Latika remembers being with the wild ever since she was a child. “My parents tell me that my first fishing trip was when I was a three-week old baby. I’ve had every pet possible, from elephants to horses, hedgehogs, eagles and langurs,” she says. Her father, Prof Diwan Lalit Mohan Nath, was the director of AIIMS and a member of the Indian Board for Wildlife and, once Latika returned from school to find a sick baby orangutan resting in her bed. Zoo authorities had sent it to their home for treatment.
Photographing the wild, according to her, is meditative, when everything stops – thinking, thirst, hunger, and chatter in the mind. She relates to animals, and their expressions, moods and conversations. “You live in that moment and observe the pupils of the animal dilate, feel its breath and watch the twitch in its ear when a sibling comes near. The subject is so perfect that every shot becomes a perfect shot,” she says. She returns with over 30,000 photographs from every trip.
She has faced down stereotypes, when people have expected a male scientist on the field. “They did not believe that I’m the person they’ve come to meet.
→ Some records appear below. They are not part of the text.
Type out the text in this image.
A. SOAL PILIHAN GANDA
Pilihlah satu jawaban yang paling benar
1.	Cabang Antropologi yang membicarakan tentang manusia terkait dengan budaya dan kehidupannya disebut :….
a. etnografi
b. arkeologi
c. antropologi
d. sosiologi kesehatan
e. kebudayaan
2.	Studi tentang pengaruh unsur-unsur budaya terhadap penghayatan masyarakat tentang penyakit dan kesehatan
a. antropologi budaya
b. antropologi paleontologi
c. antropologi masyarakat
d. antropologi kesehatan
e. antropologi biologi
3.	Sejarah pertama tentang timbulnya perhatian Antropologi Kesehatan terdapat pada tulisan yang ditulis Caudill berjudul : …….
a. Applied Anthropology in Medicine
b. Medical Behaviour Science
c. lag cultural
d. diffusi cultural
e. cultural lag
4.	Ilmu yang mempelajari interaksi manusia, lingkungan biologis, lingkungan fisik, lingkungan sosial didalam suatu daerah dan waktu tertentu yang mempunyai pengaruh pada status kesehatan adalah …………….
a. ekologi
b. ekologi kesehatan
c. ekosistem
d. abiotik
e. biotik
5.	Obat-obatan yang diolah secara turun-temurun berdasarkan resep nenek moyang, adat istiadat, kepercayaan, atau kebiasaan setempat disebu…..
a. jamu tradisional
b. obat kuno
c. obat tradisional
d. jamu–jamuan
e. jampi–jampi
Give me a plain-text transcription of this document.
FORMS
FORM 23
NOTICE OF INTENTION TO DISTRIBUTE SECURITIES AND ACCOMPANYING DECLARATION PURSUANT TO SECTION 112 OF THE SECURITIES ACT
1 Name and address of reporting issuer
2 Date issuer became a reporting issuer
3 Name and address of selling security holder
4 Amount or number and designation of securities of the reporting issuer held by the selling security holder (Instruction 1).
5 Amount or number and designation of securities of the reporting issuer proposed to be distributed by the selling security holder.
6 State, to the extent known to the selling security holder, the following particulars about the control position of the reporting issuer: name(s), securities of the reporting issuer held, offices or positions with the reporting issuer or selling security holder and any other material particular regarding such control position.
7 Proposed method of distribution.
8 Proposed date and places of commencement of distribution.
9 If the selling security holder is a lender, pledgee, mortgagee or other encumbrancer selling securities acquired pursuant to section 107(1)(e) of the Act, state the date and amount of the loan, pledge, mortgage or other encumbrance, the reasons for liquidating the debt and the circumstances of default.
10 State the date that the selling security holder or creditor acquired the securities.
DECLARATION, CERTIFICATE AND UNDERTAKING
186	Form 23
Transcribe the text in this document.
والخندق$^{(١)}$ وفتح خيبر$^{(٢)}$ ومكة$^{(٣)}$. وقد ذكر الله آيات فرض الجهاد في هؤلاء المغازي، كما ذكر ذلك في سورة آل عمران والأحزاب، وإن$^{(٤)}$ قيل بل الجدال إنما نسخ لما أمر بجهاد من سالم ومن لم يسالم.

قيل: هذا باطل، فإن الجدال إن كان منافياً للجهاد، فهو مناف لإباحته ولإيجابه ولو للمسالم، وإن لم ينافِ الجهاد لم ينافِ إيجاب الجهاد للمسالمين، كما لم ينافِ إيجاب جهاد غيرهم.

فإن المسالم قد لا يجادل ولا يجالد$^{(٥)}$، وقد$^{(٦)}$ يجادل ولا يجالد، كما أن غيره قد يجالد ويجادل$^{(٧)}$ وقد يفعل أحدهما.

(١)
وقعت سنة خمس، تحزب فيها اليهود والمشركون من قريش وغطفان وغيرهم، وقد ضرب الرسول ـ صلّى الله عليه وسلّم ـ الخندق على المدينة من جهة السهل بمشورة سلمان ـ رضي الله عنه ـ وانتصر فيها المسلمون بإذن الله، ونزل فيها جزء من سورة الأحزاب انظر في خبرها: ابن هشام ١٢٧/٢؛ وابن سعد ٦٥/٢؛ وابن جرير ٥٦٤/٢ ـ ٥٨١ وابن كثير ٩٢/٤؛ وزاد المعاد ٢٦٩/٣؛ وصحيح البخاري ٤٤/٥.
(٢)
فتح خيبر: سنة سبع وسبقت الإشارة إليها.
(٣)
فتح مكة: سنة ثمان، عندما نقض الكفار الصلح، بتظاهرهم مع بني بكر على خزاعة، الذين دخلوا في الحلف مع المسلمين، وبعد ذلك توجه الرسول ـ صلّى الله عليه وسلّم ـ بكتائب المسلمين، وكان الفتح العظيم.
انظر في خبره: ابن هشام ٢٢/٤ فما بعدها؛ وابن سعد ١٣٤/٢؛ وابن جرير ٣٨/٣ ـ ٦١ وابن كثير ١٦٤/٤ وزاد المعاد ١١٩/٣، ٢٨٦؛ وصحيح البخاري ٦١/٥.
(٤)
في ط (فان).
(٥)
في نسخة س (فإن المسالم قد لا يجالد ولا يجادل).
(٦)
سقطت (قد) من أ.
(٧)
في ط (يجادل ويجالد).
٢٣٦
I was the girl in chiffon sarees,” she says with a laugh.
On tiger conservation, she says India still needs more political will. “It doesn’t have to be development versus environment, us and them, environmental ethics needs to be part of development,” says Latika, who has worked for more than 25 years in the field of tiger conservation.
Her next book is titled ‘Ethiopia: Wildlife and Tribes of the Omo Valley, a photo book on one of the world’s oldest tribe.’